The foundation has been associated with preservation efforts involving several other local sites. These include the Aluminaire House, a 1931 prefabricated residence by Albert Frey and Lawrence Kocher that was relocated to the Palm Springs Art Museum in 2024; the Canyon Country Club Colony, a residential development noted for its architectural character; and the Palm Springs Financial District, where historic designation was extended to postwar commercial buildings. PSPF has also featured the demolished Maslon House, designed by Richard Neutra in 1962, in its public programming and educational materials.

=== Education and outreach ===
PSPF organizes lectures, tours, and other programs on architectural history and preservation. The foundation has produced public service videos and has partnered with local museums on exhibitions. Modernism Week, an independent nonprofit festival devoted to mid-century design and architecture, was co-founded with the involvement of PSPF, which continues to contribute programming. During Modernism Week, PSPF has presented free talks and guided home tours, including the recurring program Lost, Saved and Endangered: Modernist Architecture in Palm Springs. Local media have noted PSPF's role in Modernism Week, describing its programs as part of the festival's growth and visibility.

=== Publications ===
The foundation operates a publishing program that produces books and journals on Palm Springs architecture and design. Its publications have included architects such as William F. Cody, E. Stewart Williams, Herbert W. Burns, Hugh M. Kaptur, as well as developers including the Alexander Construction Company. The program has also published works on broader themes, including Spanish Colonial Revival and Polynesian-inspired architecture. PSPF's publishing program has been recognized by preservation and design organizations including awards from the Independent Publisher Book Awards.

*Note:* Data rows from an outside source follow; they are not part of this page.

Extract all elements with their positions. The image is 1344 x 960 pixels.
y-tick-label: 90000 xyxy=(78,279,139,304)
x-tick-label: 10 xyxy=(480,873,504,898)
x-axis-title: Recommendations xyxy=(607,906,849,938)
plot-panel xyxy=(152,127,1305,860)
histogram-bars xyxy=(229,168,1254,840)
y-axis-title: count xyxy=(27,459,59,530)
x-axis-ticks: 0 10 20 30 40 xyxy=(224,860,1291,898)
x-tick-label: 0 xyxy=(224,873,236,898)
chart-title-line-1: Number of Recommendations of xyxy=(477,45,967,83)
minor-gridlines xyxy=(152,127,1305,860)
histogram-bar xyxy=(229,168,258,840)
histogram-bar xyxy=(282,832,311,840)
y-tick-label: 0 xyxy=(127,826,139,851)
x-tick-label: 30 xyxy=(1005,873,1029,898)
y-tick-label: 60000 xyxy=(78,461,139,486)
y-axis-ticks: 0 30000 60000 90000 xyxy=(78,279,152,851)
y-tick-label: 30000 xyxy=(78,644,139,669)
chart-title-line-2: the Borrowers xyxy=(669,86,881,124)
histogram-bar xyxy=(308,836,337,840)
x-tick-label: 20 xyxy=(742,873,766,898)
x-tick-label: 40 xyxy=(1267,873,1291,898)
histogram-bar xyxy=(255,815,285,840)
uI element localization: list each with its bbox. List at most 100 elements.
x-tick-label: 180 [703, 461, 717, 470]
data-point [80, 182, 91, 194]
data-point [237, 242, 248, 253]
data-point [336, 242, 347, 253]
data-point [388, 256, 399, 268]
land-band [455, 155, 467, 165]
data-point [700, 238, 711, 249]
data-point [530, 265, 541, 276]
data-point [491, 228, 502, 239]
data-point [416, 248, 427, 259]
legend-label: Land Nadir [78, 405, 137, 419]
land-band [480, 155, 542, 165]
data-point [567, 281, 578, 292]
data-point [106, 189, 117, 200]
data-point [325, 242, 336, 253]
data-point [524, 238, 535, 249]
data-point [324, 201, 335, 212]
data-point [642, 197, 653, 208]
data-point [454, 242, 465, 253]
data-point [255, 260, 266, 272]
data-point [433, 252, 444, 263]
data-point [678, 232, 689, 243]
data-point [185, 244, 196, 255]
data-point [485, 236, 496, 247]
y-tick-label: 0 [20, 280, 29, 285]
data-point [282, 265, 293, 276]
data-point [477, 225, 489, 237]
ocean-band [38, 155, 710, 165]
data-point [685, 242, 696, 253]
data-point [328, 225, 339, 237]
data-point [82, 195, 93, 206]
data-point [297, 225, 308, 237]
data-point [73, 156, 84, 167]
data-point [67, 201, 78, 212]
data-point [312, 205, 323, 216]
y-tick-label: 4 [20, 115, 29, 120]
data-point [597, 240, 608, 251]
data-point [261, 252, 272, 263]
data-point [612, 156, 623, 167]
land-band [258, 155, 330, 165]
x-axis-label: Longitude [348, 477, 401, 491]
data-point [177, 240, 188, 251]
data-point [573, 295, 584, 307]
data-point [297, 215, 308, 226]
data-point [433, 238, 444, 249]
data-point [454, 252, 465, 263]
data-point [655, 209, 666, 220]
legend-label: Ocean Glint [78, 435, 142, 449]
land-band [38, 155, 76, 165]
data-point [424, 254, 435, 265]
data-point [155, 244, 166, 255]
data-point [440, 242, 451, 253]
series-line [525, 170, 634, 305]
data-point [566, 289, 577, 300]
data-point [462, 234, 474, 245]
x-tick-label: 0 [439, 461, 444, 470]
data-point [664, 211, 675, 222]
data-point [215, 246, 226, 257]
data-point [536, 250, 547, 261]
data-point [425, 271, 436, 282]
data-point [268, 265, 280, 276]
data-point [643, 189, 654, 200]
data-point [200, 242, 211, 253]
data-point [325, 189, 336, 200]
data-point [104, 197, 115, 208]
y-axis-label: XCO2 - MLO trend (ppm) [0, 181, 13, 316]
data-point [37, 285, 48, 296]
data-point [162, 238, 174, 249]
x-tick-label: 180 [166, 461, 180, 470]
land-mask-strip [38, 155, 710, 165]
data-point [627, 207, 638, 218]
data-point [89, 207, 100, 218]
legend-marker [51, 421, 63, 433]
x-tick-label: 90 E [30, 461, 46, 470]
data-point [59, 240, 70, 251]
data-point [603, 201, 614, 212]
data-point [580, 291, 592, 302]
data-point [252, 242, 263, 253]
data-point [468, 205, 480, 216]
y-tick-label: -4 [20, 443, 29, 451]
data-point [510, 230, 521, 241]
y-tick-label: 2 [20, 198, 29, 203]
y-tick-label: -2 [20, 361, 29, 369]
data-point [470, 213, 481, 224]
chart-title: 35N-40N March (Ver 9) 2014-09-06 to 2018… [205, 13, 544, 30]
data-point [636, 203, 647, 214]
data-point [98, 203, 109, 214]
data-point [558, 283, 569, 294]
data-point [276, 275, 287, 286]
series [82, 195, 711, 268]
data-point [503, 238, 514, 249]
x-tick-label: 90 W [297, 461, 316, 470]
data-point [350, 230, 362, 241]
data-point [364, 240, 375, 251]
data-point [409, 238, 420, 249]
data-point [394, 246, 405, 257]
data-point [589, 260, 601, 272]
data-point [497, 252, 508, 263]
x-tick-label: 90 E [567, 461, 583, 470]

== Local preservation organizations ==
Palm Springs has several other organizations involved in historic preservation. The city's Historic Site Preservation Board, created in 1981, reviews and recommends site and district designations. The Palm Springs Modern Committee, founded in 1999, is a nonprofit focused on Desert Modern architecture. The Palm Springs Historical Society, established in 1955, operates museums and maintains archives on the city's broader history. The Palm Springs Architectural Alliance, created in 2018, focuses on the preservation of the region's architectural heritage.